Following Juno (2007) and Young Adult (2011), Diablo Cody and Jason Reitman have completed their trilogy of self-delusion with Tully, a gently sardonic look at a 40-year-old woman who finds herself in a cluttered house, with a clueless spouse, preparing to have a third child. The staid suburbia Marlo (Charlize Theron) inhabits is defined not by conformity but by all that’s left unsaid. This deliberate silence can be played for laughs, such as when her boring husband, Drew (Ron Livingston), tries to describe his number-crunching job and no one can muster enough interest to get a decent explanation out of him. But for Marlo, barely cognizant of her life beyond daily demands, not saying what matters is a way to avoid acknowledging the unhappiness that dulls her every thought.

Everyone functions as if not uttering words like postpartum depression or autism spectrum will keep their fears from being realized: Marlo’s brother Craig (Mark Duplass) carefully alludes to difficulties she experienced after the birth of son Jonah (Asher Miles Fallica), now a “quirky” kindergartener.
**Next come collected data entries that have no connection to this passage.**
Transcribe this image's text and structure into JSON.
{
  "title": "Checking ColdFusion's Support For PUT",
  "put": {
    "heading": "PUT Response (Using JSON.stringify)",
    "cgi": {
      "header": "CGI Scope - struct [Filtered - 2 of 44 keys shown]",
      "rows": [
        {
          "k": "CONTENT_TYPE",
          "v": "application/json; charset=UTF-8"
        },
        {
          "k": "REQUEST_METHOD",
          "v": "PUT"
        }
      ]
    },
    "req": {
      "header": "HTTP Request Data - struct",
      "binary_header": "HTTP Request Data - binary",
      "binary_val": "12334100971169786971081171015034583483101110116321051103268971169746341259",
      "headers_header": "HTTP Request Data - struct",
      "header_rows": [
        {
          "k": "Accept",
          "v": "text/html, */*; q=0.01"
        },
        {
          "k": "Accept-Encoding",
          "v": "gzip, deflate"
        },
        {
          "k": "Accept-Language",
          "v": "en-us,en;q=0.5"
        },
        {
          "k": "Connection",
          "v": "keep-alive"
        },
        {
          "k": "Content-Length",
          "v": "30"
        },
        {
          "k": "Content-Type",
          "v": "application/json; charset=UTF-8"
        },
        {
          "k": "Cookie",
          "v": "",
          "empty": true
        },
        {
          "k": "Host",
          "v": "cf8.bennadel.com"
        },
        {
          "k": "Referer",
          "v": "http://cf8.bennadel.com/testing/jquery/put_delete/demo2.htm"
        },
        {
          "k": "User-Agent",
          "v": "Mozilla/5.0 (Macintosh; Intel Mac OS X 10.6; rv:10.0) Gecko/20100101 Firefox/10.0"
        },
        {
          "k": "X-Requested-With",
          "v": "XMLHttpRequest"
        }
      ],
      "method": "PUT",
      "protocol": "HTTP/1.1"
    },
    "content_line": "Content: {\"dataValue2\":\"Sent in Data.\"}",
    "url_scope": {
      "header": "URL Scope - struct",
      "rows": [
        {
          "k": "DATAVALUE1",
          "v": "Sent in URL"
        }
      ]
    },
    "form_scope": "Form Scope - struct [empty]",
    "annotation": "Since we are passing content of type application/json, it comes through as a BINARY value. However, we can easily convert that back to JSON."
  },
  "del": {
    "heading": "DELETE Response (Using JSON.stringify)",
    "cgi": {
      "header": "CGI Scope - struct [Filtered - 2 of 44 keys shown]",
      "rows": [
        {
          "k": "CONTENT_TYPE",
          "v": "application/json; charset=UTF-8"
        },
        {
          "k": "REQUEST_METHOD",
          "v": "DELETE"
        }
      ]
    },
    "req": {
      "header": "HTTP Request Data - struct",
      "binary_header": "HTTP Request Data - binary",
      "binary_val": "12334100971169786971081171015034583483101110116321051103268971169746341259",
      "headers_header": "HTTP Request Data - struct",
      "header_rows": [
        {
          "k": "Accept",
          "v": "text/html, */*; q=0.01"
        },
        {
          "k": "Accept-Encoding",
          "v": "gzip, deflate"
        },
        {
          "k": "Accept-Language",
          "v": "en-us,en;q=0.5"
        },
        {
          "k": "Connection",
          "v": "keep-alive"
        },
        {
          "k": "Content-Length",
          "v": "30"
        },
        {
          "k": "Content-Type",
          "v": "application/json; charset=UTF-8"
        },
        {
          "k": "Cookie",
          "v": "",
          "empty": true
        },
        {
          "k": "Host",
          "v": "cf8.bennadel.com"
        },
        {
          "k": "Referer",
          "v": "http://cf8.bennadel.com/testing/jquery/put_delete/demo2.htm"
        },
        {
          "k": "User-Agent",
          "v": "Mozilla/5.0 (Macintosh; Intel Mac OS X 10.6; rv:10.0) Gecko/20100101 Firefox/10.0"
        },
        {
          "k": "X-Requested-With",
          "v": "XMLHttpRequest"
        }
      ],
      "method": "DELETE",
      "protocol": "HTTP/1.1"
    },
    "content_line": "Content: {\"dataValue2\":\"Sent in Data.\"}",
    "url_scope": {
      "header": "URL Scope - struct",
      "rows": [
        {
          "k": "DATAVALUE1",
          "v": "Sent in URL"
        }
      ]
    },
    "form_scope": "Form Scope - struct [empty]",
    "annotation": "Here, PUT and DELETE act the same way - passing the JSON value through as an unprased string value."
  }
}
Joking about the wealthy Craig’s obnoxious ostentation helps Marlo and Drew deflect their dread of potential economic instability when two incomes meet three kids. Marlo sinks further into isolation after the birth of Mia, her maternity leave succinctly rendered onscreen as a groaning cycle of fatigue with contrapuntal onesie snaps.

Cody and Reitman’s comedies are built on a bedrock of misery, a truth more obvious in Tully and Young Adult than Juno. Ellen Page’s impish insouciance, the playful bantering of Cody’s Oscar-winning screenplay and the heightened reality of Reitman’s compositions all served to transform Juno from a morality tale about teen pregnancy into a fairy tale of self-constructed families. Any doubts, cynicism or bitterness were shifted onto the adoptive parents’ crumbling marriage. By contrast, the new parents in Young Adult came wreathed in a beatific glow, a beloved couple whose obvious happiness was only heightened by the arrival of their first baby. Theron gave a whiz-bang performance as a would-be homewrecker, but her character, in the end, proved little more than a pitiable interloper.

Marlo and Drew fall somewhere in between, not headed for divorce but long past any idealized image of parenthood. She shoulders most of the child-care responsibilities, including testy school meetings with Jonah’s principal, with Drew’s contribution limited to helping 8-year-old Sarah (Lia Frankland) complete her homework. Marlo’s already heavy workload is compounded by sleep deprivation, but she’s so accustomed to going it alone that she initially rejects Craig’s offer to hire a night nurse to help with the newborn. Theron’s numb resolution as she sits slumped in a chair, attached breast pumps methodically filling with milk, is a potent vision of a woman weighed down by physical and emotional exhaustion.

The arrival of Tully (Mackenzie Davis), a ghostly figure tapping on the textured glass of their modest middle-class house, signals a shift in Marlo’s perception. She doesn’t know what to make of this boho caregiver in high-waisted jeans and crop top, bubbling with enthusiasm and ready to dive into Marlo’s life. It helps that one of Tully’s first actions is to congratulate Marlo on the accomplishment of childbirth, chirping about the baby, “You made her from the toes up!” The weary Marlo may want to respond with an eye roll but accepts the compliment with a small smile.

Tully soon becomes a confidante and sounding board, the kind of supportive female friend this overextended working mom didn’t realize she’d been missing. Marlo appreciates Tully's free-spirited eagerness, and offers advice from the perspective of a woman examining the consequences of her decisions. With Tully, Marlo can finally admit out loud that she settled for the kind of life she once believed was beneath her. It’s a recurring theme for Cody: self-identified rebels who eventually embrace traditional romance and domesticity.

Working with Eric Steelberg, his cinematographer since Juno, Reitman stripped down his shooting style in Young Adult, going for a glaring reality rather than the glistening perfection of Up in the Air. He gets even looser with Tully, using more hand-held shots and tightly framing characters in the places where they feel most confined. The scenes between Marlo and Tully play as if they’re captured on the fly, and these private, anything-goes conversations have a dreamy intimacy. During Marlo’s euphoric re-emergence, Theron lights up her face and Reitman lightens up her world.

Cody often employs a third-act surprise, but with Tully she reveals a downright Shyamalanian capacity for alienating an audience with a major plot twist. She presents it as a challenge for viewers to treat the story of a woman re-evaluating her life with the same seriousness as they would a mathematician tackling an unsolvable equation — and it works. Tully encapsulates the psychological process of maturity with pithy humor and vertiginous insight. Tully’s appearance may have seemed like a magical interlude, but she solidifies Marlo’s reality by exposing the path that led her there.